Bemerkenswert erschien uns hier die rechtliche Verpflichtung des Gefährders bzw. der Gefährderin, binnen fünf Tagen ab Anordnung eines Betretungs- und Annäherungsverbots die Beratungsstelle für Gewaltprävention zu kontaktieren, um einen Termin zu einer Gewaltpräventionsberatung zu vereinbaren (§ 38a Sicherheitspolizeigesetz). Zunächst etwas irritiert über die Durchsetzbarkeit der Maßnahme, wurde uns von den beteiligten Institutionen geschildert, dass mehr als 80 Prozent der Betroffenen die mindestens 6-stündige Beratung dankbar annehmen (weitere Infos hierzu: www.gewaltinfo.at). In Brandenburg hingegen kann eine solche verpflichtende Beratung nur im Einzelfall auf polizeilichen Antrag gerichtlich angeordnet werden (§ 16c Abs. 2 BbgPolG).
Wissenschaftlicher Austausch und polizeiliche Praxis
Auf universitärer Ebene bot sich zudem die Gelegenheit zum fachlichen Austausch mit Dr. Nina Kaiser sowie den Zentrumsmitarbeitenden Ida Leibetseder und Dr. iur. Sebastian Gölly. Im Mittelpunkt standen die rechtlichen Rahmenbedingungen und vor allem Ansätze eines wirksamen Risikomanagements im Kontext häuslicher Gewalt. Alle drei beschäftigen sich intensiv mit verschiedenen Risk-Assessment-Instrumenten sowie mit dem Einfluss von Intuition im strafrechtlichen Entscheidungsprozess – wertvolle Impulse für eine der anstehenden Masterarbeiten, die sich der polizeilichen Gefährdungsbewertung widmen wird.

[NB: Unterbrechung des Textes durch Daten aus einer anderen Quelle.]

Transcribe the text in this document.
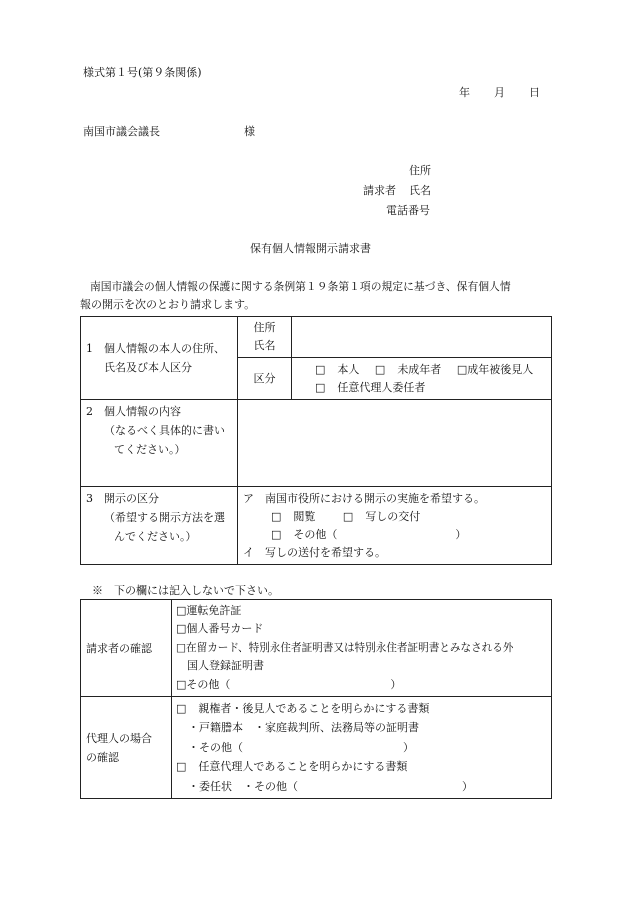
様式第１号(第９条関係)
年 月 日
南国市議会議長	様
住所
請求者 氏名
電話番号
保有個人情報開示請求書
南国市議会の個人情報の保護に関する条例第１９条第１項の規定に基づき、保有個人情
報の開示を次のとおり請求します。
1　個人情報の本人の住所、
氏名及び本人区分	住所
氏名	

	区分	□ 本人 □ 未成年者 □成年被後見人
□ 任意代理人委任者

2　個人情報の内容
（なるべく具体的に書い
てください。）		

3　開示の区分
（希望する開示方法を選
んでください。）	ア　南国市役所における開示の実施を希望する。
□ 閲覧 □ 写しの交付
□ その他（ ）
イ　写しの送付を希望する。	
※　下の欄には記入しないで下さい。
請求者の確認	□運転免許証
□個人番号カード
□在留カード、特別永住者証明書又は特別永住者証明書とみなされる外
国人登録証明書
□その他（ ）

代理人の場合
の確認	□ 親権者・後見人であることを明らかにする書類
・戸籍謄本　・家庭裁判所、法務局等の証明書
・その他（ ）
□ 任意代理人であることを明らかにする書類
・委任状　・その他（ ）
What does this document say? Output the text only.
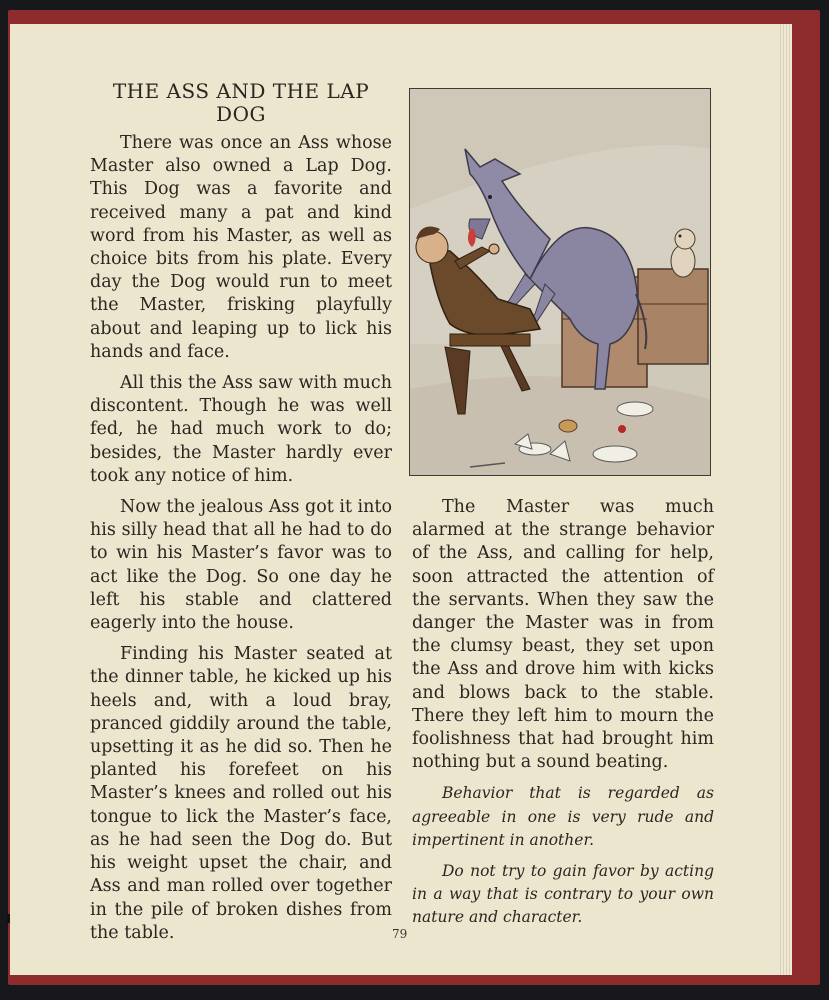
THE ASS AND THE LAP DOG

There was once an Ass whose Master also owned a Lap Dog. This Dog was a favorite and received many a pat and kind word from his Master, as well as choice bits from his plate. Every day the Dog would run to meet the Master, frisking playfully about and leaping up to lick his hands and face.

All this the Ass saw with much discontent. Though he was well fed, he had much work to do; besides, the Master hardly ever took any notice of him.

Now the jealous Ass got it into his silly head that all he had to do to win his Master’s favor was to act like the Dog. So one day he left his stable and clattered eagerly into the house.

Finding his Master seated at the dinner table, he kicked up his heels and, with a loud bray, pranced giddily around the table, upsetting it as he did so. Then he planted his forefeet on his Master’s knees and rolled out his tongue to lick the Master’s face, as he had seen the Dog do. But his weight upset the chair, and Ass and man rolled over together in the pile of broken dishes from the table.

The Master was much alarmed at the strange behavior of the Ass, and calling for help, soon attracted the attention of the servants. When they saw the danger the Master was in from the clumsy beast, they set upon the Ass and drove him with kicks and blows back to the stable. There they left him to mourn the foolishness that had brought him nothing but a sound beating.

Behavior that is regarded as agreeable in one is very rude and impertinent in another.

Do not try to gain favor by acting in a way that is contrary to your own nature and character.

79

Der „One-Stop-Shop“ in Aktion
Abschließend – ganz im Sinne des postulierten Selbstverständnisses – wurden wir eingeladen, am letzten Tag unseres Aufenthalts am jährlichen Fakultätstag teilzunehmen und einen Beitrag im Rahmen des Workshops „Interdisziplinäre Perspektiven auf Gewalt im sozialen Nahraum“ zu leisten. So fanden wir uns kurzerhand in der Riege der Vortragenden wieder und referierten anhand eines anekdotischen Fallbeispiels über die Fallstricke polizeilicher Lagebewältigung sowie die ministerielle Auseinandersetzung mit dem Thema im Lichte der Istanbul-Konvention sowie der landesspezifischen Herangehensweise.
Fazit
Alles in allem ein rundum gelungener sowie erinnerungswürdiger Aufenthalt und letztlich auch ein Appell an alle Fortbildungsinteressierten, den Blick verstärkt auf nichtpolizeiliche Forschungsstellen zu richten und den interdisziplinären Austausch zu suchen.
Ein ausdrücklicher Dank gilt an dieser Stelle den verantwortlichen Stellen an der HPol, die dem Vorhaben nicht mit Vorbehalten, sondern mit regem Interesse begegneten. Namentlich zu nennen sind der ehemalige Studiengangsleiter und „Motor“ vieler Initiativen Pepijn van Dijk ebenso wie die Erasmus+ Koordinatorin Tanja Meyer sowie Sebastian Krah.
Autoren: Mario Rietig, Alexander Lösch
Dieser Bericht entstand noch vor der grauenvollen Amoktat am 10. Juni 2025. Angesichts der spürbaren Unbeschwertheit und des herzlichen Stolzes vieler Grazer auf ihre Stadt macht es umso fassungsloser und tief betroffen, dass ein so unvorstellbarer Akt der Gewalt nur wenige Tage später so viel überschattet hat. Unsere Gedanken und unser tiefstes Mitgefühl gelten allen Opfern, ihren Angehörigen sowie der gesamten Stadt Graz.